I started noticing something was going on when I was a pre-teen at summer camp. I had a crush on the art counselor, a pretty hippie named Heather, who tacked up posters in her tent and a protest sign from Kent State. I asked her about that sign and she told me about the shootings.
I also made a friend at that camp, Ethel, whose house I was at when her two brothers received draft notices, both with impossibly high numbers. Her mother fell to the ground in tears and the whole family rejoiced. I had no idea what was going on.
In junior high school, I wore a POW bracelet like everyone else. I used pink nail polish to highlight the name because it was only an accessory to me.
My aunt told me that a distant cousin, Eddie, picked up a live grenade in Vietnam and threw it back at “the enemy,” killing them and won a medal. I didn’t know Eddie but it seemed like a weird thing to do for an award.

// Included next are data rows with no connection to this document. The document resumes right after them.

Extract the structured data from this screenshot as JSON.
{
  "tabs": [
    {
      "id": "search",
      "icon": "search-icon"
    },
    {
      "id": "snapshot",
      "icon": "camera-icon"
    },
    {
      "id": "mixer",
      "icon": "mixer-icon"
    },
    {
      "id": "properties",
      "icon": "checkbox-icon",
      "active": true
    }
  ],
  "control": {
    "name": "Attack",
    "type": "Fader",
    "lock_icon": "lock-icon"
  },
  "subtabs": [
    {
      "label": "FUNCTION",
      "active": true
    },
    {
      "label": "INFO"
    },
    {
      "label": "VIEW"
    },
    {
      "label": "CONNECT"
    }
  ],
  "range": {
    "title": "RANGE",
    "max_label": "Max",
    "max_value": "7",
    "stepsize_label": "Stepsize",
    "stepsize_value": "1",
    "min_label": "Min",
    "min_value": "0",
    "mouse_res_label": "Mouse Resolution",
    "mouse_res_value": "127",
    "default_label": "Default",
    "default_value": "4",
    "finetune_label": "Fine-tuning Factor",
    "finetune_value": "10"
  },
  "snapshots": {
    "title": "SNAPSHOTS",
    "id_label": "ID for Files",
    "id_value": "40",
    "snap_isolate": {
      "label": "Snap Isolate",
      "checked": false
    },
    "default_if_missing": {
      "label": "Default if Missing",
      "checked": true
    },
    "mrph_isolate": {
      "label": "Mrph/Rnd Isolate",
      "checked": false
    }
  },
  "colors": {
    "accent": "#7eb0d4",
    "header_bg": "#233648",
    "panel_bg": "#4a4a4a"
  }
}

At the William Morris Agency, where I was a secretary at 20, I ran into an agent who was my babysitter when I was a toddler. He told me he had cancer from Agent Orange in 'Nam.
I never felt like an American growing up, although I am one. I was too Jewish, too marginal a girl, abused into feeling like an outsider, unwanted, too often in trouble, too provocative, too sexual before I should have been, too queer. No one thought to ask what was the matter. Not back then. I thought I belonged to no one, least of all this country.
Today I was walking my dogs past a row of secondhand stores and the same three men in their 60s, who I often see, who look to be down on their luck, were smoking out in front. I stopped and asked them, “Can I ask you a question about the draft lottery for a story I’m writing about Vietnam?”
We wound up talking about their experiences; they remembered their draft numbers and where they were when they found out they were going overseas. Before I continued on I said, “Oh, one last thing, are you patriotic? Do you love your country?” They did. All of them. I bet the men at the Survival Center would say the same. That is the part that really gets to me. It breaks my heart and makes me wonder why.